•  sexta-feira, 26 de abril de 2024

Papai Noel de saco cheio

Quando era criança achava um disparate a letra da música “Papai Noel Velho Batuta” da banda Garotos Podres que, liderada por João Gordo, dizia querer matar o pobre velhinho. Só muito tempo depois fui entender a crítica social que dizia que o “porco capitalista” presenteia os ricos e cospe nos pobres.

A mensagem, embora colocada de forma cruel e dolorosa, não deixava de ser verdadeira e me remete à outra crítica, essa menos social e mais filosófica. Foi feita por Leigh Emerson, personagem assassino que odiava o Natal interpretado por Ian McShane na segunda temporada de American Horror Story – Asylum. Não recordo as palavras exatas que ele usa, mas o resumo é que ele acusa o Papai Noel de ter criado uma situação “ganha-ganha”: se a criança recebe o presente, mérito do Papai Noel. Se não ganha, a culpa é apenas dela mesmo, por não ter sido um bom garoto (ou garota).

Bom, particularmente, eu nunca acreditei no Papai Noel, o que era bom para ele e ruim para o meu pai, que não me deu presente em todo Natal e fortaleceu meu caráter o suficiente para que não me preocupe com isso; aliás, o significado da data nem é trocar presentes, necessariamente, mas perdoar, celebrar o nascimento de Jesus Cristo (para os Cristãos), e etc.

Mas, fazendo um exercício de imaginação, caso o Papai Noel tivesse que visitar as casas neste ano (com máscara e carregando álcool em gel), como seria?

Bom, para começo de conversa, descer pela chaminé não cola aqui no Brasil de jeito nenhum. Aliás, quem teve essa “brilhante” ideia de jogar um velhinho rechonchudo no fogo? – sim, a chance da fogueira estar acesa é grande. As roupas do Papai Noel também não condizem com nosso clima tropical e a não ser que ele quisesse sofrer um desmaio suando em bicas, teria de usar trajes mais leves.
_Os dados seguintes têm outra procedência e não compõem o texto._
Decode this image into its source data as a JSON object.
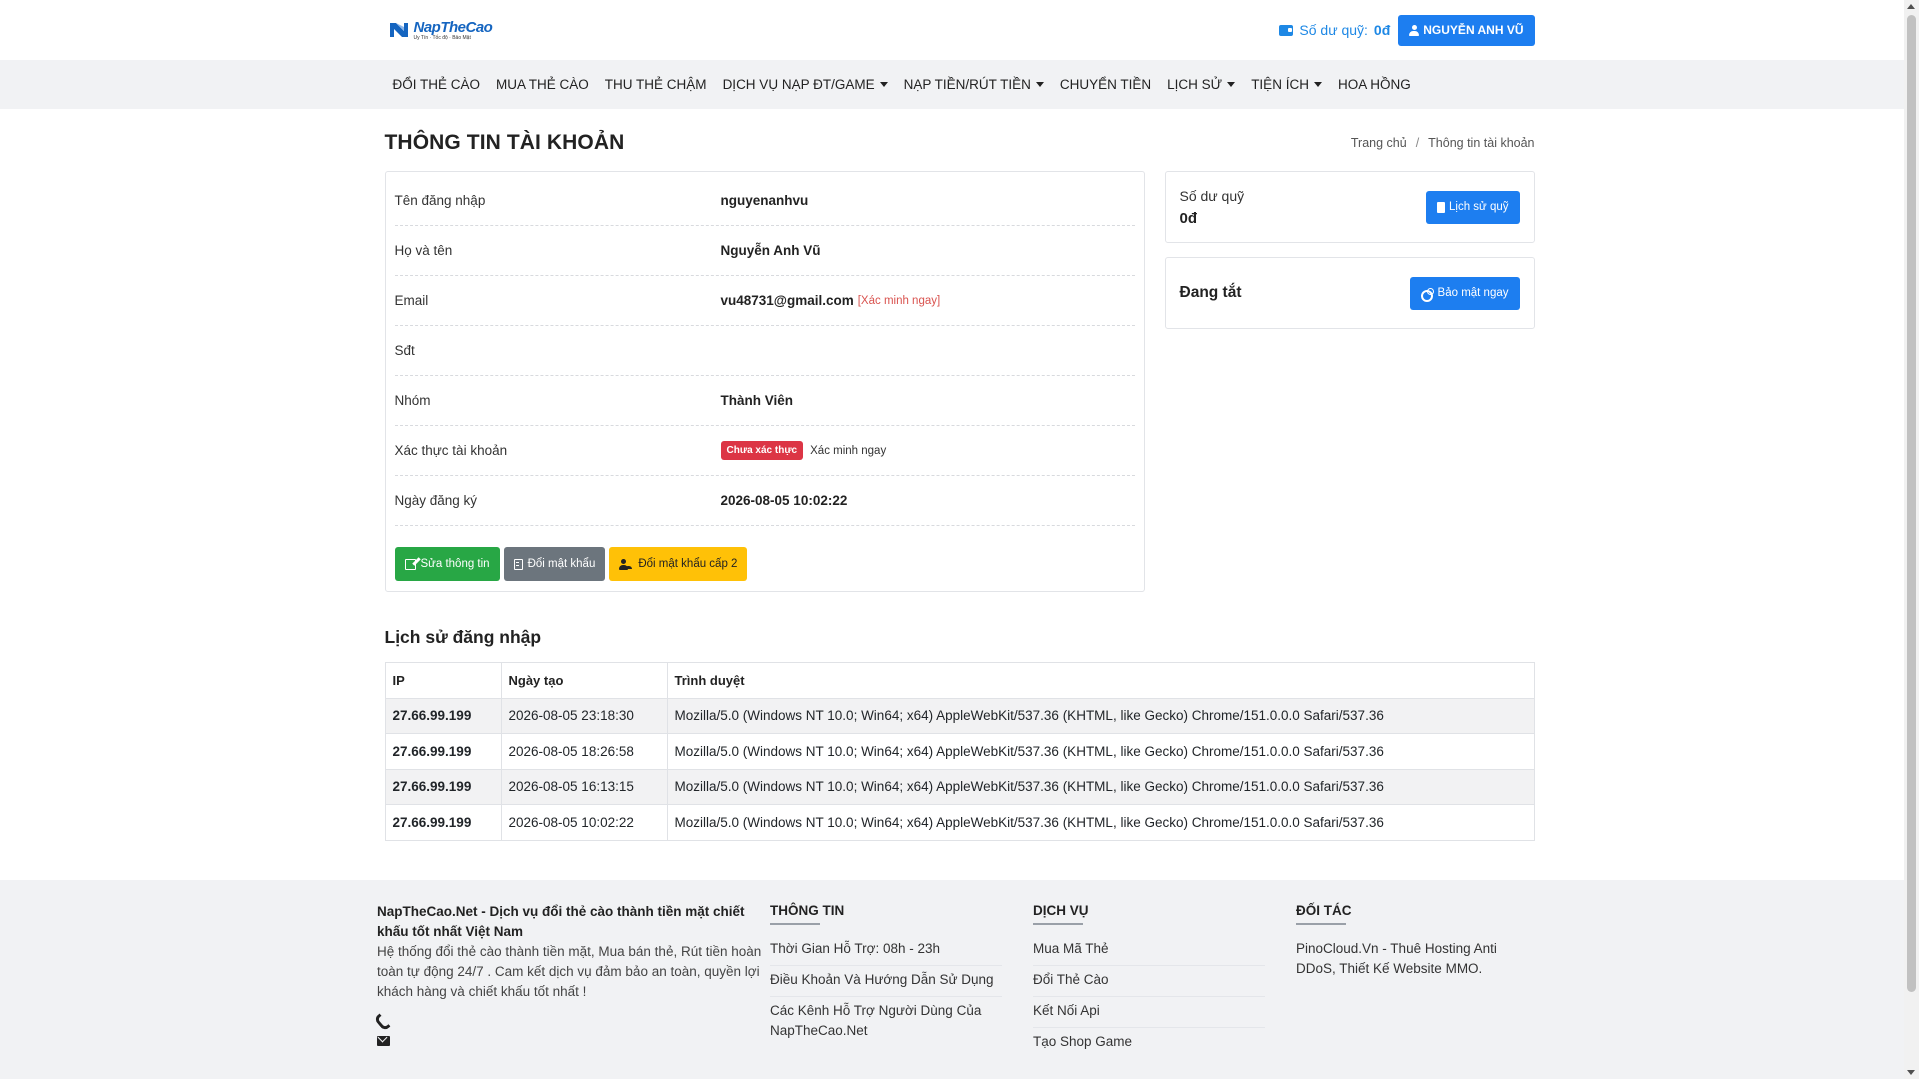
{
  "header": {
    "logo_name": "NapTheCao",
    "logo_sub": "Uy Tín · Tốc độ · Bảo Mật",
    "balance_label": "Số dư quỹ:",
    "balance_value": "0đ",
    "user_name": "NGUYỄN ANH VŨ"
  },
  "nav": {
    "items": [
      {
        "label": "ĐỔI THẺ CÀO"
      },
      {
        "label": "MUA THẺ CÀO"
      },
      {
        "label": "THU THẺ CHẬM"
      },
      {
        "label": "DỊCH VỤ NẠP ĐT/GAME"
      },
      {
        "label": "NẠP TIỀN/RÚT TIỀN"
      },
      {
        "label": "CHUYỂN TIỀN"
      },
      {
        "label": "LỊCH SỬ"
      },
      {
        "label": "TIỆN ÍCH"
      },
      {
        "label": "HOA HỒNG"
      }
    ]
  },
  "page": {
    "title": "THÔNG TIN TÀI KHOẢN",
    "breadcrumb_home": "Trang chủ",
    "breadcrumb_sep": "/",
    "breadcrumb_current": "Thông tin tài khoản"
  },
  "account": {
    "username_label": "Tên đăng nhập",
    "username": "nguyenanhvu",
    "fullname_label": "Họ và tên",
    "fullname": "Nguyễn Anh Vũ",
    "email_label": "Email",
    "email": "vu48731@gmail.com",
    "email_verify": "[Xác minh ngay]",
    "phone_label": "Sđt",
    "phone": "",
    "group_label": "Nhóm",
    "group": "Thành Viên",
    "verify_label": "Xác thực tài khoản",
    "verify_badge": "Chưa xác thực",
    "verify_action": "Xác minh ngay",
    "reg_label": "Ngày đăng ký",
    "reg_date": "2026-08-05 10:02:22",
    "btn_edit": "Sửa thông tin",
    "btn_password": "Đổi mật khẩu",
    "btn_password2": "Đổi mật khẩu cấp 2"
  },
  "side": {
    "fund_label": "Số dư quỹ",
    "fund_value": "0đ",
    "fund_history_btn": "Lịch sử quỹ",
    "security_status": "Đang tắt",
    "security_btn": "Bảo mật ngay"
  },
  "history": {
    "title": "Lịch sử đăng nhập",
    "headers": {
      "ip": "IP",
      "date": "Ngày tạo",
      "browser": "Trình duyệt"
    },
    "rows": [
      {
        "ip": "27.66.99.199",
        "date": "2026-08-05 23:18:30",
        "browser": "Mozilla/5.0 (Windows NT 10.0; Win64; x64) AppleWebKit/537.36 (KHTML, like Gecko) Chrome/151.0.0.0 Safari/537.36"
      },
      {
        "ip": "27.66.99.199",
        "date": "2026-08-05 18:26:58",
        "browser": "Mozilla/5.0 (Windows NT 10.0; Win64; x64) AppleWebKit/537.36 (KHTML, like Gecko) Chrome/151.0.0.0 Safari/537.36"
      },
      {
        "ip": "27.66.99.199",
        "date": "2026-08-05 16:13:15",
        "browser": "Mozilla/5.0 (Windows NT 10.0; Win64; x64) AppleWebKit/537.36 (KHTML, like Gecko) Chrome/151.0.0.0 Safari/537.36"
      },
      {
        "ip": "27.66.99.199",
        "date": "2026-08-05 10:02:22",
        "browser": "Mozilla/5.0 (Windows NT 10.0; Win64; x64) AppleWebKit/537.36 (KHTML, like Gecko) Chrome/151.0.0.0 Safari/537.36"
      }
    ]
  },
  "footer": {
    "brand": "NapTheCao.Net - Dịch vụ đổi thẻ cào thành tiền mặt chiết khấu tốt nhất Việt Nam",
    "desc": "Hệ thống đổi thẻ cào thành tiền mặt, Mua bán thẻ, Rút tiền hoàn toàn tự động 24/7 . Cam kết dịch vụ đảm bảo an toàn, quyền lợi khách hàng và chiết khấu tốt nhất !",
    "info_title": "THÔNG TIN",
    "info_links": [
      {
        "label": "Thời Gian Hỗ Trợ: 08h - 23h"
      },
      {
        "label": "Điều Khoản Và Hướng Dẫn Sử Dụng"
      },
      {
        "label": "Các Kênh Hỗ Trợ Người Dùng Của NapTheCao.Net"
      }
    ],
    "service_title": "DỊCH VỤ",
    "service_links": [
      {
        "label": "Mua Mã Thẻ"
      },
      {
        "label": "Đổi Thẻ Cào"
      },
      {
        "label": "Kết Nối Api"
      },
      {
        "label": "Tạo Shop Game"
      }
    ],
    "partner_title": "ĐỐI TÁC",
    "partner_text": "PinoCloud.Vn - Thuê Hosting Anti DDoS, Thiết Kế Website MMO."
  },
  "colors": {
    "primary": "#1d7ef0",
    "success": "#28a745",
    "secondary": "#6c757d",
    "warning": "#ffc107",
    "danger": "#dc3545"
  }
}
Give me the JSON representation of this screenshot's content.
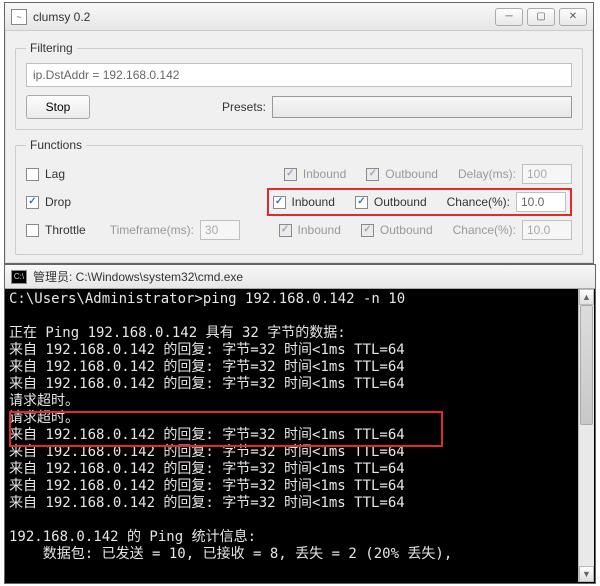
{
  "clumsy": {
    "title": "clumsy 0.2",
    "filtering": {
      "legend": "Filtering",
      "expression": "ip.DstAddr = 192.168.0.142",
      "stop_label": "Stop",
      "presets_label": "Presets:"
    },
    "functions": {
      "legend": "Functions",
      "rows": [
        {
          "name": "Lag",
          "enabled": false,
          "inbound_label": "Inbound",
          "outbound_label": "Outbound",
          "param_label": "Delay(ms):",
          "param_value": "100"
        },
        {
          "name": "Drop",
          "enabled": true,
          "inbound_label": "Inbound",
          "outbound_label": "Outbound",
          "param_label": "Chance(%):",
          "param_value": "10.0"
        },
        {
          "name": "Throttle",
          "enabled": false,
          "tf_label": "Timeframe(ms):",
          "tf_value": "30",
          "inbound_label": "Inbound",
          "outbound_label": "Outbound",
          "param_label": "Chance(%):",
          "param_value": "10.0"
        }
      ]
    }
  },
  "cmd": {
    "title": "管理员: C:\\Windows\\system32\\cmd.exe",
    "prompt": "C:\\Users\\Administrator>",
    "command": "ping 192.168.0.142 -n 10",
    "header": "正在 Ping 192.168.0.142 具有 32 字节的数据:",
    "replies_top": [
      "来自 192.168.0.142 的回复: 字节=32 时间<1ms TTL=64",
      "来自 192.168.0.142 的回复: 字节=32 时间<1ms TTL=64",
      "来自 192.168.0.142 的回复: 字节=32 时间<1ms TTL=64"
    ],
    "timeouts": [
      "请求超时。",
      "请求超时。"
    ],
    "replies_bottom": [
      "来自 192.168.0.142 的回复: 字节=32 时间<1ms TTL=64",
      "来自 192.168.0.142 的回复: 字节=32 时间<1ms TTL=64",
      "来自 192.168.0.142 的回复: 字节=32 时间<1ms TTL=64",
      "来自 192.168.0.142 的回复: 字节=32 时间<1ms TTL=64",
      "来自 192.168.0.142 的回复: 字节=32 时间<1ms TTL=64"
    ],
    "stats_header": "192.168.0.142 的 Ping 统计信息:",
    "stats_line": "    数据包: 已发送 = 10, 已接收 = 8, 丢失 = 2 (20% 丢失),"
  }
}
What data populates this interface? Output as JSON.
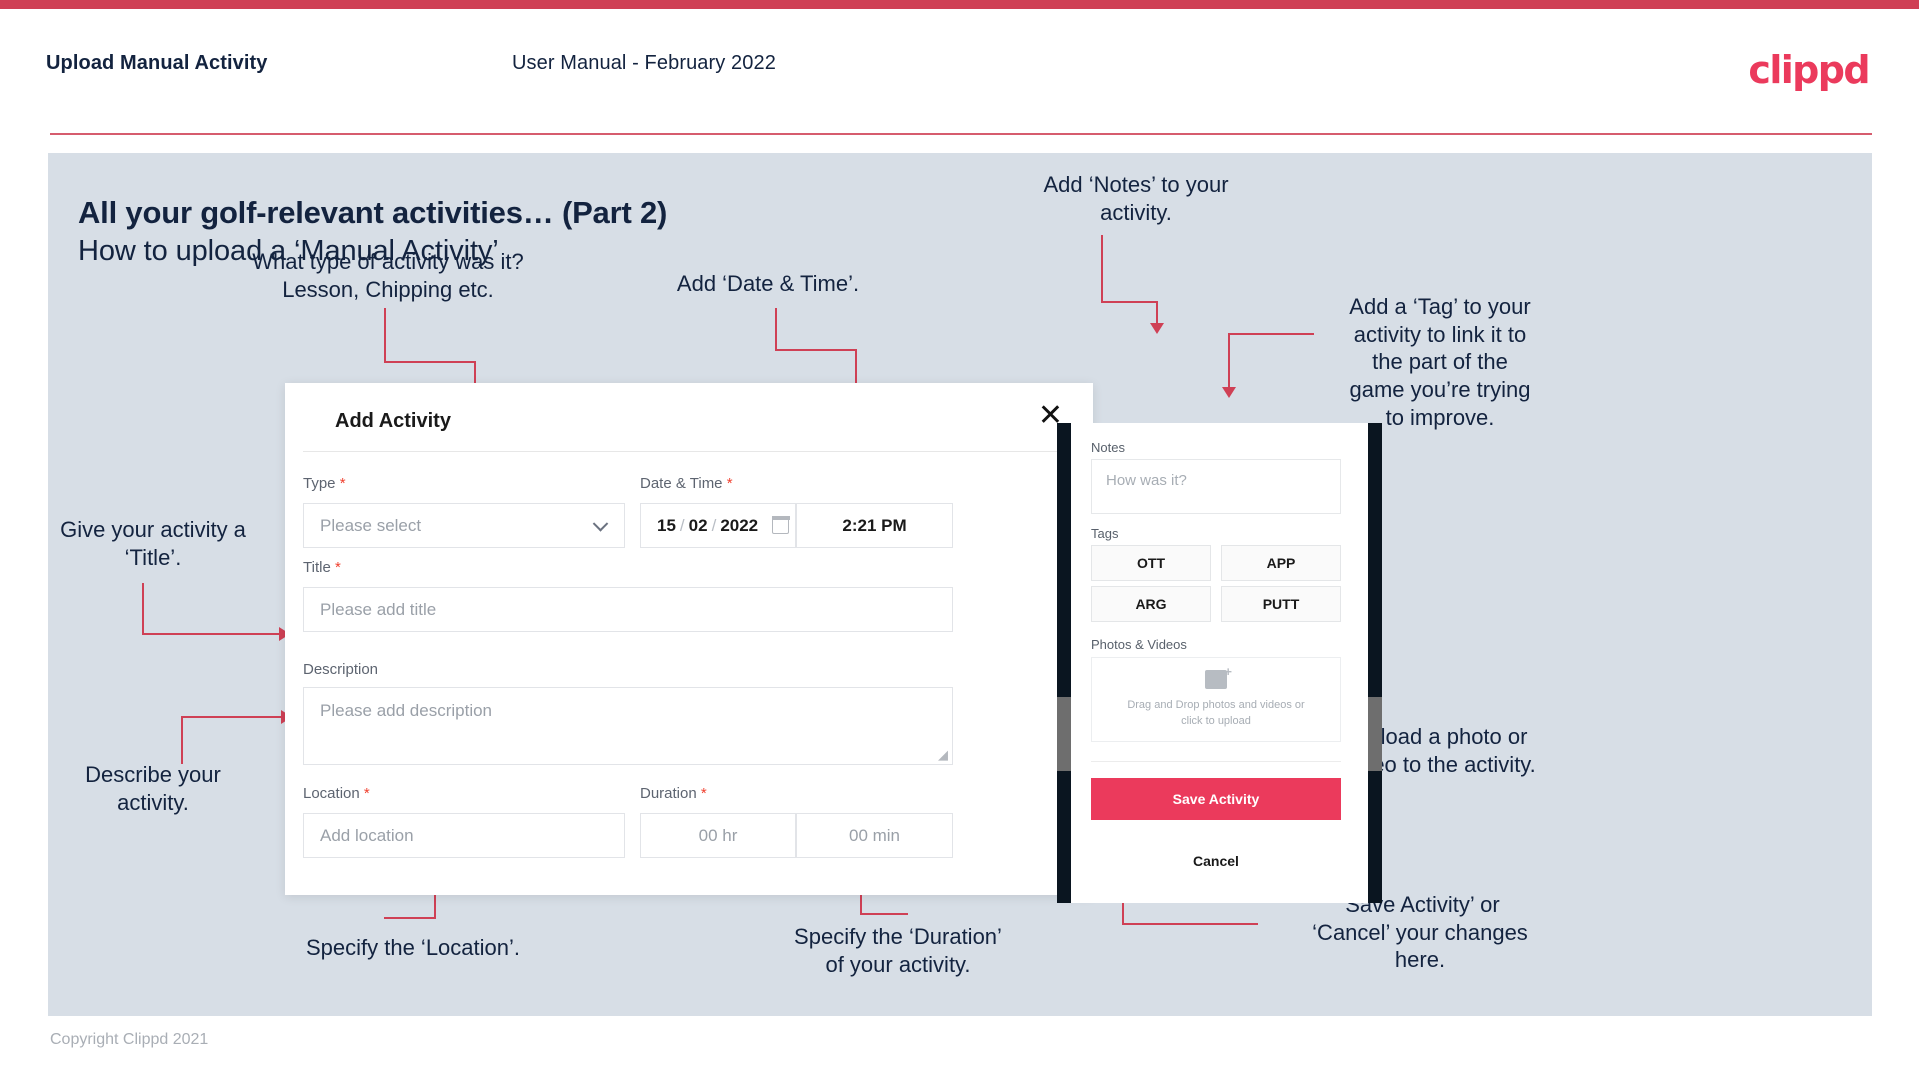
{
  "brand": {
    "logo_text": "clippd",
    "accent": "#eb3a5c",
    "rule_color": "#cf4055"
  },
  "header": {
    "title": "Upload Manual Activity",
    "subtitle": "User Manual - February 2022"
  },
  "slide": {
    "title": "All your golf-relevant activities… (Part 2)",
    "subtitle": "How to upload a ‘Manual Activity’"
  },
  "annotations": {
    "type": "What type of activity was it?\nLesson, Chipping etc.",
    "datetime": "Add ‘Date & Time’.",
    "title": "Give your activity a\n‘Title’.",
    "description": "Describe your\nactivity.",
    "location": "Specify the ‘Location’.",
    "duration": "Specify the ‘Duration’\nof your activity.",
    "notes": "Add ‘Notes’ to your\nactivity.",
    "tags": "Add a ‘Tag’ to your\nactivity to link it to\nthe part of the\ngame you’re trying\nto improve.",
    "upload": "Upload a photo or\nvideo to the activity.",
    "save_cancel": "‘Save Activity’ or\n‘Cancel’ your changes\nhere."
  },
  "dialog": {
    "title": "Add Activity",
    "close_icon": "close-icon",
    "fields": {
      "type": {
        "label": "Type",
        "required": "*",
        "placeholder": "Please select"
      },
      "datetime": {
        "label": "Date & Time",
        "required": "*",
        "day": "15",
        "sep1": "/",
        "month": "02",
        "sep2": "/",
        "year": "2022",
        "calendar_icon": "calendar-icon",
        "time": "2:21 PM"
      },
      "title": {
        "label": "Title",
        "required": "*",
        "placeholder": "Please add title"
      },
      "description": {
        "label": "Description",
        "placeholder": "Please add description"
      },
      "location": {
        "label": "Location",
        "required": "*",
        "placeholder": "Add location"
      },
      "duration": {
        "label": "Duration",
        "required": "*",
        "hours": "00 hr",
        "minutes": "00 min"
      }
    }
  },
  "phone": {
    "notes": {
      "label": "Notes",
      "placeholder": "How was it?"
    },
    "tags": {
      "label": "Tags",
      "items": [
        "OTT",
        "APP",
        "ARG",
        "PUTT"
      ]
    },
    "photos": {
      "label": "Photos & Videos",
      "drop_text": "Drag and Drop photos and videos or\nclick to upload",
      "icon": "image-add-icon"
    },
    "save_label": "Save Activity",
    "cancel_label": "Cancel"
  },
  "footer": {
    "copyright": "Copyright Clippd 2021"
  }
}
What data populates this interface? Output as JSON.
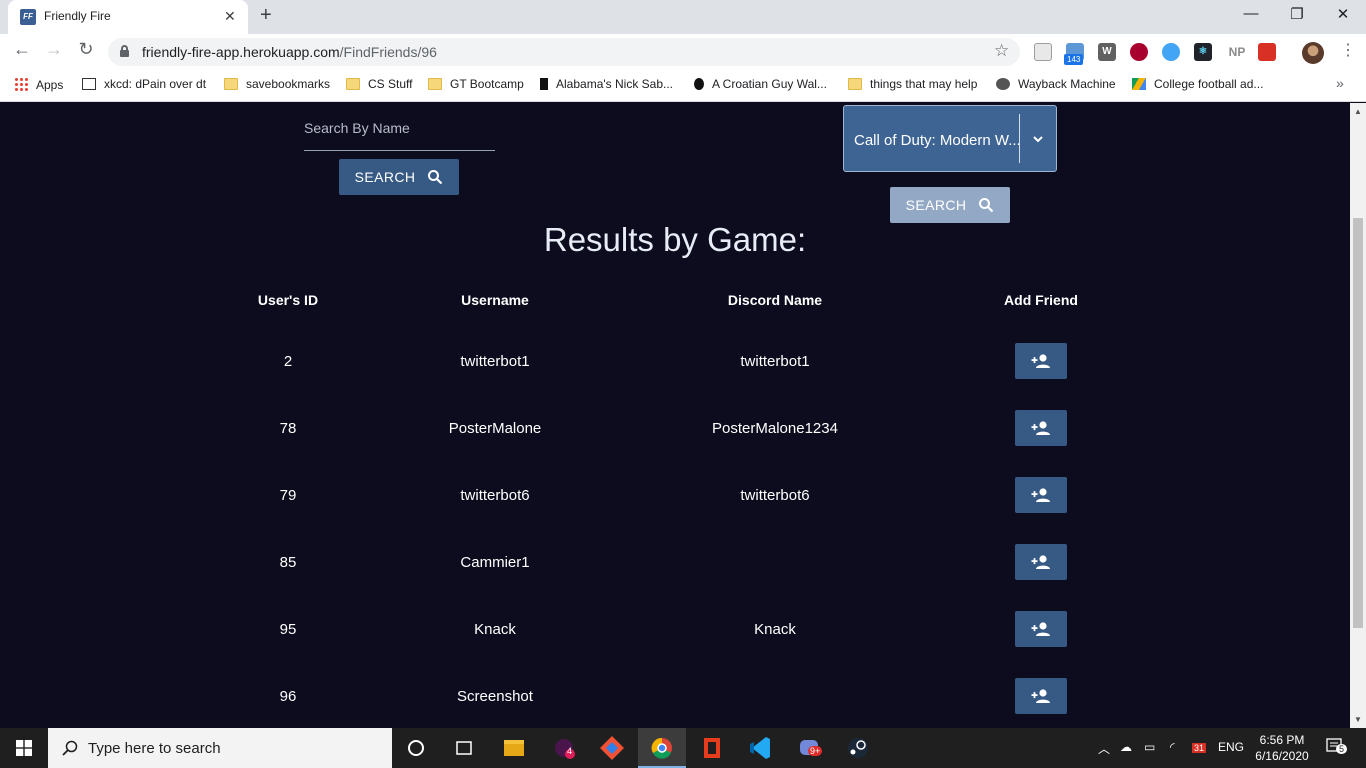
{
  "browser": {
    "tab_favicon": "FF",
    "tab_title": "Friendly Fire",
    "url_host": "friendly-fire-app.herokuapp.com",
    "url_path": "/FindFriends/96",
    "extension_badge": "143",
    "extension_np": "NP",
    "extension_w": "W"
  },
  "bookmarks": [
    {
      "label": "Apps",
      "icon": "apps-grid-icon"
    },
    {
      "label": "xkcd: dPain over dt",
      "icon": "xkcd-icon"
    },
    {
      "label": "savebookmarks",
      "icon": "folder-icon"
    },
    {
      "label": "CS Stuff",
      "icon": "folder-icon"
    },
    {
      "label": "GT Bootcamp",
      "icon": "folder-icon"
    },
    {
      "label": "Alabama's Nick Sab...",
      "icon": "cursor-icon"
    },
    {
      "label": "A Croatian Guy Wal...",
      "icon": "head-icon"
    },
    {
      "label": "things that may help",
      "icon": "folder-icon"
    },
    {
      "label": "Wayback Machine",
      "icon": "globe-icon"
    },
    {
      "label": "College football ad...",
      "icon": "drive-icon"
    }
  ],
  "search": {
    "name_placeholder": "Search By Name",
    "name_button": "SEARCH",
    "game_selected": "Call of Duty: Modern W...",
    "game_button": "SEARCH"
  },
  "results": {
    "title": "Results by Game:",
    "headers": [
      "User's ID",
      "Username",
      "Discord Name",
      "Add Friend"
    ],
    "rows": [
      {
        "id": "2",
        "username": "twitterbot1",
        "discord": "twitterbot1"
      },
      {
        "id": "78",
        "username": "PosterMalone",
        "discord": "PosterMalone1234"
      },
      {
        "id": "79",
        "username": "twitterbot6",
        "discord": "twitterbot6"
      },
      {
        "id": "85",
        "username": "Cammier1",
        "discord": ""
      },
      {
        "id": "95",
        "username": "Knack",
        "discord": "Knack"
      },
      {
        "id": "96",
        "username": "Screenshot",
        "discord": ""
      }
    ]
  },
  "taskbar": {
    "search_placeholder": "Type here to search",
    "slack_badge": "4",
    "discord_badge": "9+",
    "calendar_badge": "31",
    "language": "ENG",
    "time": "6:56 PM",
    "date": "6/16/2020",
    "notification_count": "5"
  },
  "colors": {
    "page_background": "#0c0c1e",
    "button_primary": "#375a85",
    "button_disabled": "#93a8c4",
    "select_background": "#3e6493"
  }
}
Outra coisa que sempre achei estranho é colocar os pedidos em meias. O quê? Seria Papai Noel também um fiscal de chulé? Estar com a meia cheirosinha seria um critério para entrar na lista de crianças boazinhas? Hum. Talvez isso explique minha falta de presentes natalinos…

Mas num ano tão atípico como este, em que enfrentamos mundialmente a pior pandemia dos últimos 100 anos (ainda sem data para terminar), Papai Noel teria material de sobra para avaliar quem foi merecedor do presente. Usou máscara? Respeitou distanciamento social? Furou quarentena e saiu espalhando vírus para os outros? Chamou de gripezinha? Disse que a vacina transforma pessoas em jacaré? Disse que ia morrer “só” uns 8 mil? São todos critérios interessantes para se avaliar.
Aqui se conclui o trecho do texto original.